ものがいえない状況のなかで、弁論大会などでは自分の考えの3分の1でもしゃべると、すぐに抵抗するもの同士が心の中で共感しあい、広がっていった。研究会などで書籍の勉強もやるようになり、独立運動を志向するようになった。こうしたなかで、文学活動をしていたものが憲兵隊に連行されていった。終戦直後、協和会で権力の手下になっていたものたちがいち早く逃げて、大坪の青年たちが遊郭の女の子たちを解放した。
戦後、下関の朝鮮人が日本共産党に集団入党し、宇部・小野田をふくめて、全国のどこよりも激しいたたかいをしばしばやったが、それには戦前からのこのような抵抗があったのだ。
国、言葉、名前を奪われた朝鮮人は、戦後、アメリカ占領下の日本で子どもたちの民族教育のために、塾のようなものから始めて学校を建設していった。だがGHQは「朝鮮人は、日本の学校で日本人と一緒に戦前と同じように日本の教育を受けさせる」と対応した。これに対して山口民政府(県庁)に山口県下の朝鮮人が大挙して3万人押しかけ、要請行動を起こして勝利した。このたたかいが後の大阪方面の民族教育のためのたたかいへと波及していった。
戦後、下関は全国の朝鮮人が帰国のために集まってきた。そして帰れなかった者が残って定住するようになった。しばらくは失対事業で日当を得ることに依存していた。だが朝鮮人には納税の義務はあるが権利はない。保険もかけられない。帰国運動が起こったとき、失対の生活より社会主義国で貧しくても平等に暮らせるということで、帰国したのだった。
「高度成長」期になってから、パチンコ屋、土建屋、販売業はもとより、廃品回収業など日本人がしない仕事をやるようになった。今でも朝鮮人への就職差別は厳然としてある。日本人も就職難に苦しんでいるなかで、朝鮮人は論外だ。パートの店員の応募でも免許証を見せて、朝鮮人とわかるとその場で「あとで連絡する」といわれて、体よく断られる状況だ。

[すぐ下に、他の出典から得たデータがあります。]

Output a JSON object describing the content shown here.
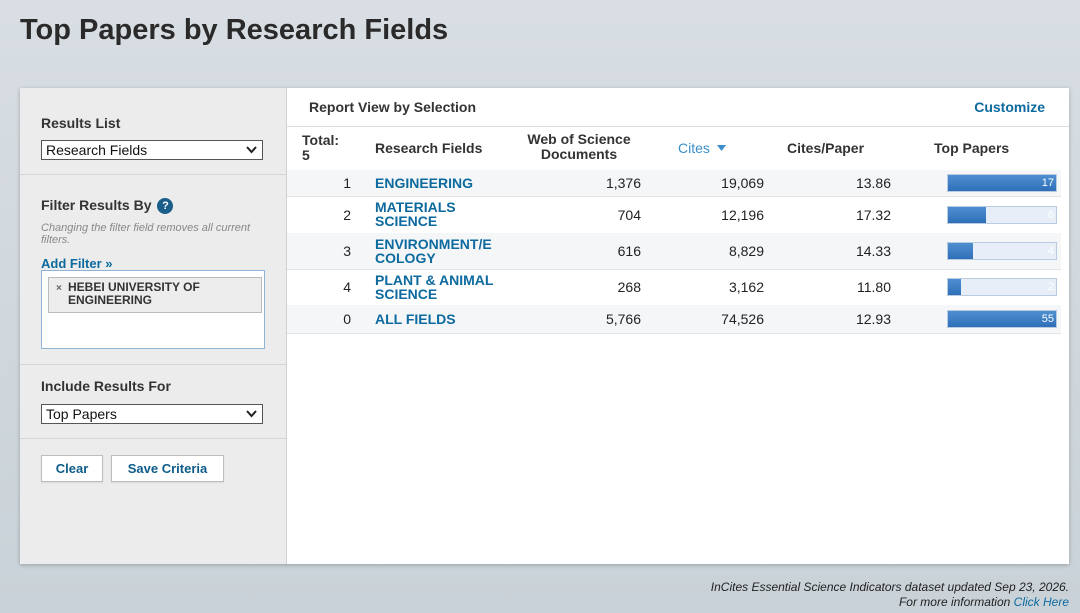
{
  "page": {
    "title": "Top Papers by Research Fields"
  },
  "sidebar": {
    "results_list": {
      "heading": "Results List",
      "selected": "Research Fields"
    },
    "filter": {
      "heading": "Filter Results By",
      "help": "?",
      "note": "Changing the filter field removes all current filters.",
      "add_filter": "Add Filter »",
      "chips": [
        {
          "remove": "×",
          "label": "HEBEI UNIVERSITY OF ENGINEERING"
        }
      ]
    },
    "include": {
      "heading": "Include Results For",
      "selected": "Top Papers"
    },
    "buttons": {
      "clear": "Clear",
      "save": "Save Criteria"
    }
  },
  "report": {
    "title": "Report View by Selection",
    "customize": "Customize",
    "headers": {
      "total": "Total:",
      "total_count": "5",
      "field": "Research Fields",
      "docs": "Web of Science Documents",
      "cites": "Cites",
      "cites_per_paper": "Cites/Paper",
      "top_papers": "Top Papers"
    },
    "rows": [
      {
        "rank": "1",
        "field": "ENGINEERING",
        "docs": "1,376",
        "cites": "19,069",
        "cpp": "13.86",
        "top_label": "17",
        "top_value": 17
      },
      {
        "rank": "2",
        "field": "MATERIALS SCIENCE",
        "docs": "704",
        "cites": "12,196",
        "cpp": "17.32",
        "top_label": "6",
        "top_value": 6
      },
      {
        "rank": "3",
        "field": "ENVIRONMENT/E COLOGY",
        "docs": "616",
        "cites": "8,829",
        "cpp": "14.33",
        "top_label": "4",
        "top_value": 4
      },
      {
        "rank": "4",
        "field": "PLANT & ANIMAL SCIENCE",
        "docs": "268",
        "cites": "3,162",
        "cpp": "11.80",
        "top_label": "2",
        "top_value": 2
      },
      {
        "rank": "0",
        "field": "ALL FIELDS",
        "docs": "5,766",
        "cites": "74,526",
        "cpp": "12.93",
        "top_label": "55",
        "top_value": 55
      }
    ],
    "max_top": 17
  },
  "footer": {
    "line1": "InCites Essential Science Indicators dataset updated Sep 23, 2026.",
    "line2": "For more information",
    "link": "Click Here"
  },
  "colors": {
    "accent": "#0d6a9e",
    "bar": "#2f6fb8",
    "sorted_header": "#3b8ecb"
  }
}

とくに「北」の国籍ということでの差別が、たとえば役所などでの認可をとるときにも作用している。日本にいる朝鮮人はほとんど南の出身者だが、朝鮮籍を持っている。それは、アメリカの植民地と化した「韓国」よりも独立した朝鮮、そのような統一された朝鮮を望んでいるあらわれだ。
それはまた、日本の植民地支配のために苦労したが、そのなかで、親たちがどんな思いで育ててくれたか。その親の恩を身にしみて感じているからだ。主権のない国民がどれだけみじめなものか、どのような困難のなかでも少少ひもじい思いをしても、自力で国を支え統一する、死か屈服かを迫られたときは、死を選んだ方がよいという思いは、在日朝鮮人1世に共通した思いだ。